At the start of summer, I was told I’d be working on a machine learning project for the length of my internship. I was a little nervous, as I only had the knowledge that I learned in my classes to apply. I’d just finished my junior year at Drake University. I am majoring in Data Analytics, Information Systems, and Computer Science. At that point in my education, I had taken a class on artificial intelligence and machine learning.
Getting Started with Machine Learning
It turned out that I didn’t need to worry about being unprepared or that I wasn’t knowledgeable enough. The first month of my internship, I spent much of my time researching the many different ways to apply machine learning. I learned more precisely what it is and how it could be used. Machine learning is such a broad topic that I could have spent the whole summer researching, and I still would have been learning new things about it every day.
When researching, I looked not only at how machine learning both works and can be implemented, but also the different ways you can develop your models. For example, did we have to code everything, or was there a program that could do that for us? It turned out that either of those was an option. We spent weeks doing tutorials for systems, like Azure Machine Learning Studio or Amazon Web Services Machine Learning, and testing the different ways to make models in Python and R.
After researching how machine learning works, we started focusing on different ways the company could implement it. We found many applications that would be a good demo for clients, but from there, we ran into a common problem with machine learning.
Where could we find our data?
This was a problem that stumped us for a while. The internet is full of sources for data, but the ones we found never quite met our needs. We also learned some valuable lessons. While you can use any data set for machine learning, you need to have an understanding of what the data is saying to know if the results are right. The data set should also be fairly large. The more data there is, the better the model will be able to learn the patterns. After searching, and some trial and error, we found the Citi Bike data set.
Creating Our Model
After finding a data set, we started to prepare the data for use. This process is the most time consuming when making a model. Not only do you have to clean the data, as you would when using data for anything, but you have to do feature engineering. Figuring out what features are the most important is a long process that you will likely have to repeat again further down the line. For our problem, the data provided was a lot more granular than we needed. Even once we transformed the data, it was still a large amount.

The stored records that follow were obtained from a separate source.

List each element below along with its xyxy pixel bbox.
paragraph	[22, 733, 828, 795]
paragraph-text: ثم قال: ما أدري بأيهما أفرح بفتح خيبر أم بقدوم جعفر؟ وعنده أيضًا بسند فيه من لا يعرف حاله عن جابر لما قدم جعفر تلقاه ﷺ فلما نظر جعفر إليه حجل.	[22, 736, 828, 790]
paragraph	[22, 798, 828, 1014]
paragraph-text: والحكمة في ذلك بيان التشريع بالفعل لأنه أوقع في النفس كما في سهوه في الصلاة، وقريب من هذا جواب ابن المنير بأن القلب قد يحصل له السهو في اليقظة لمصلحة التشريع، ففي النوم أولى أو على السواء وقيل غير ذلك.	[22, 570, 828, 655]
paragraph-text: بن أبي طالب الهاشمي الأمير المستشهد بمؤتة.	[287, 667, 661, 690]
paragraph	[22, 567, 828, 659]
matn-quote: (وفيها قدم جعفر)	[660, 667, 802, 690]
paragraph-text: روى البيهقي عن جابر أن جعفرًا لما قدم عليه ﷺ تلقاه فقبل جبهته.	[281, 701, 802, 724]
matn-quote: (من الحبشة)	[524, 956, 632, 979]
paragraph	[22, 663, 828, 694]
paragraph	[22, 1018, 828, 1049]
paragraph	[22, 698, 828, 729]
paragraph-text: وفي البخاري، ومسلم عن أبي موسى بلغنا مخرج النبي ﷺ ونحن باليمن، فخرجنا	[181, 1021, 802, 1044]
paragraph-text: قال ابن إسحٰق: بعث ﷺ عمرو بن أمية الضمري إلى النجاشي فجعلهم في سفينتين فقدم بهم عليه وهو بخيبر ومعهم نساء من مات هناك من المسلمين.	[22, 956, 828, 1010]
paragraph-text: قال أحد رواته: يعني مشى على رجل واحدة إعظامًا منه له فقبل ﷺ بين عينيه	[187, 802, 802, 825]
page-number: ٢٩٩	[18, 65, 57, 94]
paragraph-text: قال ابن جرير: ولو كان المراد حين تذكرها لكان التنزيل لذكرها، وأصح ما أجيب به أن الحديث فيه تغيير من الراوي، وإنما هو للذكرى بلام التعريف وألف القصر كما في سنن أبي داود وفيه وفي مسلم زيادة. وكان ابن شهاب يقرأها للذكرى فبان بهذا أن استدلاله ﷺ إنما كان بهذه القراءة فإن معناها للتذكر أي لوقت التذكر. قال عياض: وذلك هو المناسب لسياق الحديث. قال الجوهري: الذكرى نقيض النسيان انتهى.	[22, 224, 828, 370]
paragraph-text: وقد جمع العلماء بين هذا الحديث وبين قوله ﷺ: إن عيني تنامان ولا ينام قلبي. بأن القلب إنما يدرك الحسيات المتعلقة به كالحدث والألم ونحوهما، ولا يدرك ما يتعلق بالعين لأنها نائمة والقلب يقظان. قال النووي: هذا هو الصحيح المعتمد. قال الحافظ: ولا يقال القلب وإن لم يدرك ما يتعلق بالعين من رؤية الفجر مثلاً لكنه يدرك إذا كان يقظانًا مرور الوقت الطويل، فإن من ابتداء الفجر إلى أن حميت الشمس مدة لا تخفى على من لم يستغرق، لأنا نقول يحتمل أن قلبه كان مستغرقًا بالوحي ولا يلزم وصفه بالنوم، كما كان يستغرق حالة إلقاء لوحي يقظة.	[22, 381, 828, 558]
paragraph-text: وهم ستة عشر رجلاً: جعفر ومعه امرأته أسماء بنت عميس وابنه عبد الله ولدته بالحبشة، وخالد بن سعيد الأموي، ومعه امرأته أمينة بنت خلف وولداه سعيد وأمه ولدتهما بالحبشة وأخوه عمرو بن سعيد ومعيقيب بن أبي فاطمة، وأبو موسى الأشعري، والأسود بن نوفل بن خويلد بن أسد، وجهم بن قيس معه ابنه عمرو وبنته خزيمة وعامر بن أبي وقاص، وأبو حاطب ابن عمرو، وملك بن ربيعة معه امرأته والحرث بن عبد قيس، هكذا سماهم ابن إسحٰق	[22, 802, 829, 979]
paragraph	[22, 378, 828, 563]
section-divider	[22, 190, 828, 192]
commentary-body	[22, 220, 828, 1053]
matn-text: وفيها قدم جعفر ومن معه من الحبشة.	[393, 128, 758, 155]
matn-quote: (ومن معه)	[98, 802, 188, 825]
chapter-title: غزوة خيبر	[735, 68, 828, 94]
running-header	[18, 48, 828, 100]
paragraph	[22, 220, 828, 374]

Once the data was all prepared, we started training the data with different algorithms to see which was the best. There are many popular algorithms for machine learning. With Python and R, there are packages that come with the algorithms pre-coded. The two systems we used had preset algorithms that you could choose from when making your model.
Launching Our Project
When we first started making the models with our data, they didn’t do a good job at predicting. This caused us to have to go back and do more feature engineering. We also tuned the models to have the best parameters for the data. When it came to picking the model to move forward with, we had to look at a few metrics to see the overall accuracy. One metric that the algorithm we ended up choosing used was R2. Our final model had an R2 of .95, which was a good value. We didn’t want one that was much higher than that as it would mean the model could be overfit for future data. Once we had picked our model, the summer was about over. The full-time team members I worked with will continue refining the model to use for demos, and explore the different uses of machine learning in business.
As I finish up my internship, I am looking forward to my senior year at Drake University. The skills that I learned have made me more prepared to start working in this industry after graduation. The time I spent at Zirous this summer has been full of great experiences, learning and otherwise. Everyone knows that internships are a great way to get experience in the industry and figure out the future you want for yourself, but they are also an excellent way to make relationships for when you start your career.